Fasting – By Father Richard Renshaw


Theological Reflection – Sunday March 10, 2013

Richard Renshaw is a Holy Cross Father living in Montreal  who has engaged in social justice NGOs and movements for many years. Occasionally he has also done a bit of writing and publishing. Richard is a member of Pax Christi, The Central America Working Group of the Social Justice Committee of Montreal, and several other groups.

Fasting is an ancient and widespread practice in the Judeo-Christian tradition. Patriarchs, prophets, kings all fasted. Jesus too is depicted as fasting.

Jennifer Henry presents solidarity blanket

Presenting a gift in Solidarity with Chief Theresa Spence

Nevertheless, fasting is not limited to Christians or even to religious people. Hindus, Muslims and Buddhists fast. For Gandhi, it became an important social act, one he exercised with great care and only in very critical circumstances. On several occasions, his fasts were turning points in Indian history.

Fasting has both an ascetic and a social, even political, purpose.  It focuses our energies; makes us more vulnerable, opens our bodies, minds and hearts. Because is such a serious act, it draws attention and calls others also to serious reflection. When Chief Theresa Spence fasted to demand a meeting between First Nations, government leaders and the Crown, she galvanized the country. Many of us joined her for at least one day. In this way we made ourselves part of the process of discerning our collective values and revising our national policies.

Jesus also fasted. The Gospel descriptions of Jesus fasting in the desert point to his preparation for ministry. He is learning to go beyond slavery to personal needs, beyond the need for adulation from others or for political power over others.  He is focusing his attention on a serious turning-point in his life.  The fast assists his effort to ponder decisions that will affect the well-being of everyone.
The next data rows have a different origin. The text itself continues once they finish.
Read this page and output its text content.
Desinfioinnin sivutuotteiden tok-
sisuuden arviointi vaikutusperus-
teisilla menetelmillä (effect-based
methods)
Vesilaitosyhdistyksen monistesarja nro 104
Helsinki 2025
This is political “resourcing” in the best sense

When today we fast during Lent by giving up a meal here and there, perhaps on Ash Wednesday or Good Friday, our action may simply be because the Church asks to get us ready for what is to come: Lent or Easter. However, we need to look more broadly. Today, more than a billion people do not have a choice about fasting. Half of these are children under 15, who have not known anything except fasting since they were born.
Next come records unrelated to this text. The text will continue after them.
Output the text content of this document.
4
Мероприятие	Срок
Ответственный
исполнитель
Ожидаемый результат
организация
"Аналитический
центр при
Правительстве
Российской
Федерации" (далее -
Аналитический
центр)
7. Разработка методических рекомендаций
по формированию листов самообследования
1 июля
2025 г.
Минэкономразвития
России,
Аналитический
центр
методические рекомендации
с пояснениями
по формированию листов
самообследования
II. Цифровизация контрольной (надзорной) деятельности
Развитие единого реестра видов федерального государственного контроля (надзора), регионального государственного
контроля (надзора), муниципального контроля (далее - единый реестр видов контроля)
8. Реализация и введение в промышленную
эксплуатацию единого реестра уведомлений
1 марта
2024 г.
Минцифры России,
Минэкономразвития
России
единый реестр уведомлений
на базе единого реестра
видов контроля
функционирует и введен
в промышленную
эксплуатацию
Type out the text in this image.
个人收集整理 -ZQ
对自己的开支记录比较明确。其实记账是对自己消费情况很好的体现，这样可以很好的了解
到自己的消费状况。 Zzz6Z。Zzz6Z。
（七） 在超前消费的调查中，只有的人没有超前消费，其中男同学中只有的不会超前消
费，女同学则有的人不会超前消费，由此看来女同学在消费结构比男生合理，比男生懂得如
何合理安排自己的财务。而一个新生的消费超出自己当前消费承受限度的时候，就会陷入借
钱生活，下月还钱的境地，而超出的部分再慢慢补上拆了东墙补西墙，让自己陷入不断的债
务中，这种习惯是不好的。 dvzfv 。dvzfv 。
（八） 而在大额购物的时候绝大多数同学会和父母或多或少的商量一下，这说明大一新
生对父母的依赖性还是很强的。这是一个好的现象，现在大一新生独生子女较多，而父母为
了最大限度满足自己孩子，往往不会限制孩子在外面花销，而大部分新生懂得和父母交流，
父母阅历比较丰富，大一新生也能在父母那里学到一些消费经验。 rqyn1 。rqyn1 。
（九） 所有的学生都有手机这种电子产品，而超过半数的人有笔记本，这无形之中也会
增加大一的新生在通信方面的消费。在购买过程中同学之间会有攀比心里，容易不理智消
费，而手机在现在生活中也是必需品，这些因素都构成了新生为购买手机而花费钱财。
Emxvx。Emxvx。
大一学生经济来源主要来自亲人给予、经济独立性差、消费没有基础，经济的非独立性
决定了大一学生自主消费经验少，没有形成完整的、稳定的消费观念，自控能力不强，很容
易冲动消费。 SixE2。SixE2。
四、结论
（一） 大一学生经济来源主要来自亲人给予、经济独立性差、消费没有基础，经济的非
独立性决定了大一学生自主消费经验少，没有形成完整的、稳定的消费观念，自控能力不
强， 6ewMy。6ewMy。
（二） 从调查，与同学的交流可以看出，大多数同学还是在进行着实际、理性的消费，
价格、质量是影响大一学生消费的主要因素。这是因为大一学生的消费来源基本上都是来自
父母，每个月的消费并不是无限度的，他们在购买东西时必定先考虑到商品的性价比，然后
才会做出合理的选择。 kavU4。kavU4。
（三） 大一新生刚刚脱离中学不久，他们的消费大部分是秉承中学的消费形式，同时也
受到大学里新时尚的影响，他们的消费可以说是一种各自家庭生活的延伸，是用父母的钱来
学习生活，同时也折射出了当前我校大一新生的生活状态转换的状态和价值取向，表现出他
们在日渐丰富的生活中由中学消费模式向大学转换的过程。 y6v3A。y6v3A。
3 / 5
In that context, fasting takes on a deeper meaning: one of solidarity and transformation in a profound context of loving care for others. Our fasting in solidarity with other Christians and with the whole of humanity directs our attention to the different world that is possible because we have come together to make it so.  In that sense also, our fasting is a marshalling of energies to focus attention on the transformation that has to take place if another world is to become reality. Fasting also provides an opening that allows the Spirit to take a larger place in our life and is, as a public act, an invitation to others to do the same. In this context, fasting, prayer and “almsgiving” (or solidarity, as I prefer to call it) are part of the effort to focus on renewing and deepening the shared engagement with one another that is directed by God’s Spirit and presses for change.

Most of us are still learning how to fast. We ponder how we can adapt our fasting to our limited physical capacity; we ask how we could integrate fasting into the daily routines of our life and faith and finally. We attempt to understand how our fasting is a public statement of our commitment to a world that God is calling into being.